Sessenta dias. Este é o tempo que a comissão parlamentar de Saúde agora tem para consensualizar um articulado que abra caminho à possibilidade do uso terapêutico da canábis. O tema animou ontem a tarde parlamentar e, se não fosse uma negociação de última hora, os projetos de lei apresentados pelo BE e pelo PAN seriam pura e simplesmente chumbados (pela conjugação dos votos contra de PSD, CDS, PCP e PEV ). A negociação resultou na utilização do mecanismo regimental que permite aos projetos de lei baixarem à respetiva comissão (de Saúde, no caso) sem votação. Foi o que aconteceu, com autorização unânime.
O problema central dos dois projetos – aquele que levaria ao seu chumbo, se tivesse havido votação – nem é propriamente o uso terapêutico da canábis. Antes o facto de ambos preverem a possibilidade de um doente a quem seja prescrita a canábis como forma de tratamento não a comprar na farmácia mas antes a cultivar em casa. No projeto do BE lê-se: “A pessoa que seja detentora de receita médica [...] pode deter, transportar e cultivar canábis desde que para consumo próprio e atendendo aos limites de quantidade definidos pela atual lei.” O do PAN também propõe mais ou menos o mesmo mas de forma mais detalhada, estabelecendo, por exemplo, que esta prescrição médica de autocultivo não pode ser passada a quem “tenha cumprido pena de prisão efetiva por tráfico de estupefacientes”.
Ora, o PSD e o PCP, embora favoráveis – como BE, PAN, PEV e PS – ao uso terapêutico da canábis, são contra, radicalmente, a possibilidade do autocultivo. Portanto, canábis médica só na farmácia, sob a forma de medicamento. E por isso votariam contra (fazendo maioria com o CDS, que é contra tudo, autocultivo e utilização médica). No debate de ontem à tarde no plenário, bastou uma frase à deputada comunista Carla Cruz para sintetizar as resistências ao autocultivo: é uma “forma encapotada [de] abrir caminho à utilização da canábis para fins recreativos”. “A regulação do uso terapêutico de canábis não pode ser utilizado como pretexto para legitimar ou favorecer o seu uso recreativo.”

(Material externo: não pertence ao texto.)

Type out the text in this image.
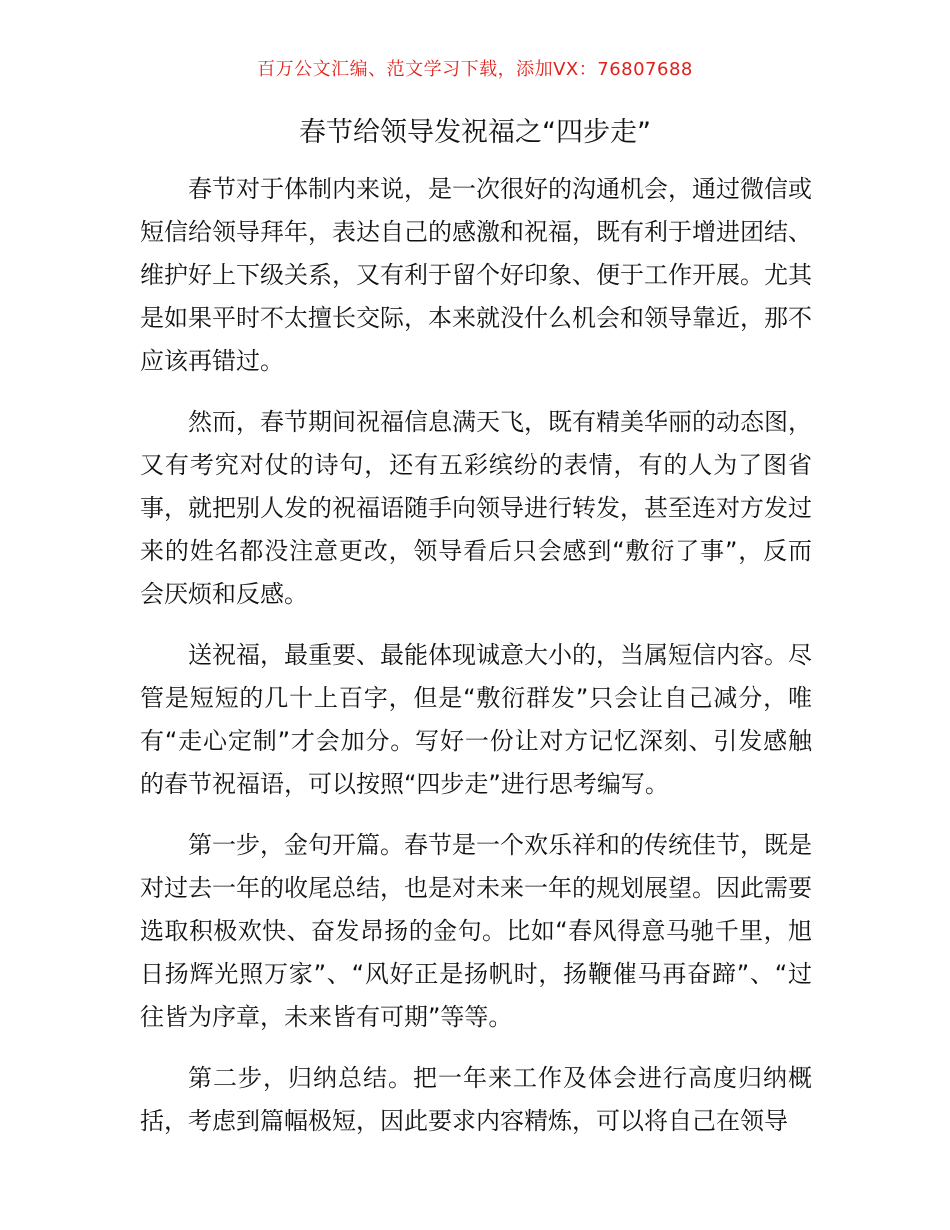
百万公文汇编、范文学习下载，添加VX：76807688
春节给领导发祝福之“四步走”

春节对于体制内来说，是一次很好的沟通机会，通过微信或短信给领导拜年，表达自己的感激和祝福，既有利于增进团结、维护好上下级关系，又有利于留个好印象、便于工作开展。尤其是如果平时不太擅长交际，本来就没什么机会和领导靠近，那不应该再错过。

然而，春节期间祝福信息满天飞，既有精美华丽的动态图，又有考究对仗的诗句，还有五彩缤纷的表情，有的人为了图省事，就把别人发的祝福语随手向领导进行转发，甚至连对方发过来的姓名都没注意更改，领导看后只会感到“敷衍了事”，反而会厌烦和反感。

送祝福，最重要、最能体现诚意大小的，当属短信内容。尽管是短短的几十上百字，但是“敷衍群发”只会让自己减分，唯有“走心定制”才会加分。写好一份让对方记忆深刻、引发感触的春节祝福语，可以按照“四步走”进行思考编写。

第一步，金句开篇。春节是一个欢乐祥和的传统佳节，既是对过去一年的收尾总结，也是对未来一年的规划展望。因此需要选取积极欢快、奋发昂扬的金句。比如“春风得意马驰千里，旭日扬辉光照万家”、“风好正是扬帆时，扬鞭催马再奋蹄”、“过往皆为序章，未来皆有可期”等等。

第二步，归纳总结。把一年来工作及体会进行高度归纳概括，考虑到篇幅极短，因此要求内容精炼，可以将自己在领导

Percebendo que os projetos iriam ser chumbados pela maioria PSD+CDS+PCP+PEV, os bloquistas e o PAN passaram à fase seguinte de luta, propondo a tal baixa à comissão sem votação. Mariana Mortágua, do BE, explicou que não podia deixar que o seu projeto morresse não pelo que propunha no essencial (a possibilidade do uso terapêutico da canábis) mas por uma questão ao lado (o autocultivo). E afirmou-se disponível para uma “solução de compromisso”.
O que conseguiu aprovação formal foi, isso sim, um projeto de resolução do PCP recomendando ao governo que“reforce o investimento público no plano da prevenção” para “prevenir o uso nocivo de canábis”. Uma aprovação conseguida com uma geometria de apoios bastante heterodoxa: votos a favor do PCP, PEV e CDS; abstenção do PS e PSD; votos contra do BE e do PAN.
PCP conseguiu fazer aprovar resolução recomendando ao governo que reforce prevenção contra “o uso nocivo da canábis”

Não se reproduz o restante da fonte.